First post, by Epirean
So I picked up two Compaq Presario systems and a crate full with retro stuff. I already have my ultimate retro gaming pc (Pentium 3 with Voodoo 4500) but spare parts are always great to have, so why not pick those Compaqs up. One of them was just an ordinairy Pentium 3 Presario, nothing special. The other one seemed like an ordinairy Pentium 1 system, but after inspection, I saw how special it was and decided to clean it up completely and keep it for myself.

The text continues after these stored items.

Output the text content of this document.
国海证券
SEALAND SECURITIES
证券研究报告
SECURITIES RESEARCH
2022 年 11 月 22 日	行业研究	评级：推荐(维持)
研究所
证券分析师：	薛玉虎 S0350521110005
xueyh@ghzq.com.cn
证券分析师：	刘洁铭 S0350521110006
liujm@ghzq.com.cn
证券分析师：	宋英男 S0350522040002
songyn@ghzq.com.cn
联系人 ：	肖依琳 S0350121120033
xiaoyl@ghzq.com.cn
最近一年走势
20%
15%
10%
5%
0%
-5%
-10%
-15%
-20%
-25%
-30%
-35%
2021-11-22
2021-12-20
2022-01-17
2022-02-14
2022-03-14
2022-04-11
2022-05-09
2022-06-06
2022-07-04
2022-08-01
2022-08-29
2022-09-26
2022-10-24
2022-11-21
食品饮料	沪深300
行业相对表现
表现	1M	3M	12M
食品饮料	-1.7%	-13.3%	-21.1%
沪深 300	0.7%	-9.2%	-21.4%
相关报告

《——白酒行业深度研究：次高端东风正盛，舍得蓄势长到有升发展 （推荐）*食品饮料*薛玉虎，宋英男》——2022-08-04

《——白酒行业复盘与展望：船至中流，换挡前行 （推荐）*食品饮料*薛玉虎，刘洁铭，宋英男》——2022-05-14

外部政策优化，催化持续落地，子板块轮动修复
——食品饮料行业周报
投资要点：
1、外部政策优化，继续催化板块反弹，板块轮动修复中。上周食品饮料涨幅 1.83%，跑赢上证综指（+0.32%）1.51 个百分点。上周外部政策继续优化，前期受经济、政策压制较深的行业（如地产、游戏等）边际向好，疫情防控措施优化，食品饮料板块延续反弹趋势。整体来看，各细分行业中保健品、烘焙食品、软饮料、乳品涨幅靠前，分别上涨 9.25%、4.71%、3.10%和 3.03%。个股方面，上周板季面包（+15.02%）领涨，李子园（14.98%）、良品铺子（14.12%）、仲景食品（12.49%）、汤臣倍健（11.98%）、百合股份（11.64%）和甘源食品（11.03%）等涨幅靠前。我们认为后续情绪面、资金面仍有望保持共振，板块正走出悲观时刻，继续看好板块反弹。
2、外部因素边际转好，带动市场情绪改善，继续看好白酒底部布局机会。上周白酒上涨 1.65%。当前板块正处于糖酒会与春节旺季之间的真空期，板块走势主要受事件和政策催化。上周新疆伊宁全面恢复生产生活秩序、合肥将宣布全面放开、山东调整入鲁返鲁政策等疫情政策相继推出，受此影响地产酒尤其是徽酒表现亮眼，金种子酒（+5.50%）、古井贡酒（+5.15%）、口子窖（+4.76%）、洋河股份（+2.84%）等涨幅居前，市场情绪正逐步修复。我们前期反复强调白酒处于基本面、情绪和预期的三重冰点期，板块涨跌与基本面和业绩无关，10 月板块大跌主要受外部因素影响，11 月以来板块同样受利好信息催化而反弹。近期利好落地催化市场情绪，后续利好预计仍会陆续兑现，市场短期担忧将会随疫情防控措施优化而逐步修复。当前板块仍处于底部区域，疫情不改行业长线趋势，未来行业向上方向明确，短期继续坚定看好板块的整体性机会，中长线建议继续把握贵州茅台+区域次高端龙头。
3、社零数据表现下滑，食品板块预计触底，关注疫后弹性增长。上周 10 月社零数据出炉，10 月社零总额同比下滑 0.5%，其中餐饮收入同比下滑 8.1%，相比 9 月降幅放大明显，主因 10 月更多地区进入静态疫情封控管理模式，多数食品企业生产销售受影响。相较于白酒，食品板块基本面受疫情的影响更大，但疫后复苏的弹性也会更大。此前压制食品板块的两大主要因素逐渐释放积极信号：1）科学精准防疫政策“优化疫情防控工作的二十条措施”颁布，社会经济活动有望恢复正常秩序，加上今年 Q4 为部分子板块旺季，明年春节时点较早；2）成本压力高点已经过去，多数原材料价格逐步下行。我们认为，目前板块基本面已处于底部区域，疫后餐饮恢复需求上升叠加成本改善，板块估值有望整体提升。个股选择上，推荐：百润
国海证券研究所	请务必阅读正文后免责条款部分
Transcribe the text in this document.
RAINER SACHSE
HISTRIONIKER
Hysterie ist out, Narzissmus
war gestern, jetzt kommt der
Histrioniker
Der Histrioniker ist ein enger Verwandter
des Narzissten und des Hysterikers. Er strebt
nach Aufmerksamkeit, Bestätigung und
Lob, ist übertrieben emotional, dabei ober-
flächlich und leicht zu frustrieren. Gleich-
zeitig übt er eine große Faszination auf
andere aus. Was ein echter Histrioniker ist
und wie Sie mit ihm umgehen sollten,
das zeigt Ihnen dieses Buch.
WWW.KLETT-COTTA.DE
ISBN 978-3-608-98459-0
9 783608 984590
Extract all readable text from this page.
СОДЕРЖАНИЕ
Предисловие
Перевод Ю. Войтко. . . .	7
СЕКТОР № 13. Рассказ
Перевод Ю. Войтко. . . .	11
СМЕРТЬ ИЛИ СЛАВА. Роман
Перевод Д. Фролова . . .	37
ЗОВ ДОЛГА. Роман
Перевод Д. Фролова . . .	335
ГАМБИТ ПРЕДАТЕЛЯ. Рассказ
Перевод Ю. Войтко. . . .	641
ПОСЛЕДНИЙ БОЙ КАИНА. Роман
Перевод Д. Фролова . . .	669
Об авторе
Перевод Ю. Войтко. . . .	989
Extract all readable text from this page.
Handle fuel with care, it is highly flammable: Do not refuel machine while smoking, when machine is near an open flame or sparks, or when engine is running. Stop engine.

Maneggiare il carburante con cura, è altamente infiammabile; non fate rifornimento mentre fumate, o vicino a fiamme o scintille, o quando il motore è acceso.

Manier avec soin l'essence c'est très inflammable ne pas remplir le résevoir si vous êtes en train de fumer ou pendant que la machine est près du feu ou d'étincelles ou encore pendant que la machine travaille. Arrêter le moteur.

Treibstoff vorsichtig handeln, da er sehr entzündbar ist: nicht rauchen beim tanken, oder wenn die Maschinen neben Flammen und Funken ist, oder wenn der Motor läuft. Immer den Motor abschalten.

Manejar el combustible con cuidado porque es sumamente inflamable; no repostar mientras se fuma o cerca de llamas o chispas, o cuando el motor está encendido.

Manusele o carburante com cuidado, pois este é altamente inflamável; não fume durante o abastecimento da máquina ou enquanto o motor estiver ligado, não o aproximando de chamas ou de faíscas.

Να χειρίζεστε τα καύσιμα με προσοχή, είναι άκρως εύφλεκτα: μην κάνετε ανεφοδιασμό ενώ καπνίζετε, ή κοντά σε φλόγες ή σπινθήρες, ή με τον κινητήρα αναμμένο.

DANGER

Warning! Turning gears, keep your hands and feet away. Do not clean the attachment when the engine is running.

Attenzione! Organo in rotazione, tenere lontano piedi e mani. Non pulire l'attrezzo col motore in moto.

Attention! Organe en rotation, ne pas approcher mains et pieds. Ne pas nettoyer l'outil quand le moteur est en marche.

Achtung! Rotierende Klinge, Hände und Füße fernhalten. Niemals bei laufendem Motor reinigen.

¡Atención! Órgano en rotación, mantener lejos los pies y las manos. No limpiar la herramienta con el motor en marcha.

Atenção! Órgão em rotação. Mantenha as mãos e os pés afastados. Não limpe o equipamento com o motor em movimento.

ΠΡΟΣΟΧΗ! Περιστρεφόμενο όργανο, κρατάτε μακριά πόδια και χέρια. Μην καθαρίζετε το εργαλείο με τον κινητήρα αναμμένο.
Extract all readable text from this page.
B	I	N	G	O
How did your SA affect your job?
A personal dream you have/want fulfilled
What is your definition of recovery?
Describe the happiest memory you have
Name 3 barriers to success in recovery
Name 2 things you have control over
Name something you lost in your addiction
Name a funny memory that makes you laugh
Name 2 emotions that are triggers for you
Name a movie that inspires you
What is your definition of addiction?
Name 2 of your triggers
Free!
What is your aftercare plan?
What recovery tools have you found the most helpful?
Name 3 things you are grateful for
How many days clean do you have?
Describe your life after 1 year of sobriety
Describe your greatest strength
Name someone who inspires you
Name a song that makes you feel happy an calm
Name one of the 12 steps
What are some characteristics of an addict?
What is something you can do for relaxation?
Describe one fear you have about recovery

It is a Compaq Presario 4122 pizza box system, with a Pentium 150 mhz CPU and 16 MB memory. However, it comes with an onboard S3 Virge graphics card that has expandable memory (it has 2 MB right now), and a built in ESS1888 soundcard with Soundblaster emulation, AND a Wavetable slot right on the motherboard! It also has 2 USB ports, which are not very common on Pentium 1 systems in my experience. I can also change the CPU speed to something below 100 mhz through jumpers on the board easily, which is awesome for some DOS games I have. What I also really love, is the Windows 3.1 style BIOS the system comes with, with a working mouse driver built in, so you can easily adjust the addresses of the soundcard for example. It also came with a Quantum Bigfoot 5.25 inch HDD which still works, although I disconnected it and built in a CF to IDE drive.
Also a curious detail, the pc has a official Compaq sticker with the serial number on the bottom, that also contains the logo of the Ministry of Transport of my country. Pretty cool! Compaq probably produced these units specifically for the government I think? It was loaded with a clean Windows 98 first edition installation, but it was really very slow. Right now I am in the progress of turning it into a Dos 6.22 machine, to check how the soundcard sounds in DOS games compared to my very noisy Soundblaster 16 and my very quiet Aztech Galaxy Soundblaster Pro 2.0 clone. I also understand that the S3 Virge is a 3D accelerator, is that right? I will look for games that support it soon.
I really love this machine, it is almost the perfect DOS machine for me, it just lacks a Voodoo graphics card (I love old Glide games), and the CMOS battery is I think soldered on, I am not sure, I wasn't able to get it moving, and the rest is just perfect. See attachments for some photos.
PS. It was a pain in the *ss to find the correct Diagnostics disks for the system, in order to restore the cool graphical BIOS partition on the machine (the BIOS is installed on the first 6 MB of the primary master drive). Is there a way to upload them to Vogons with the proper instructions on how to create the partition?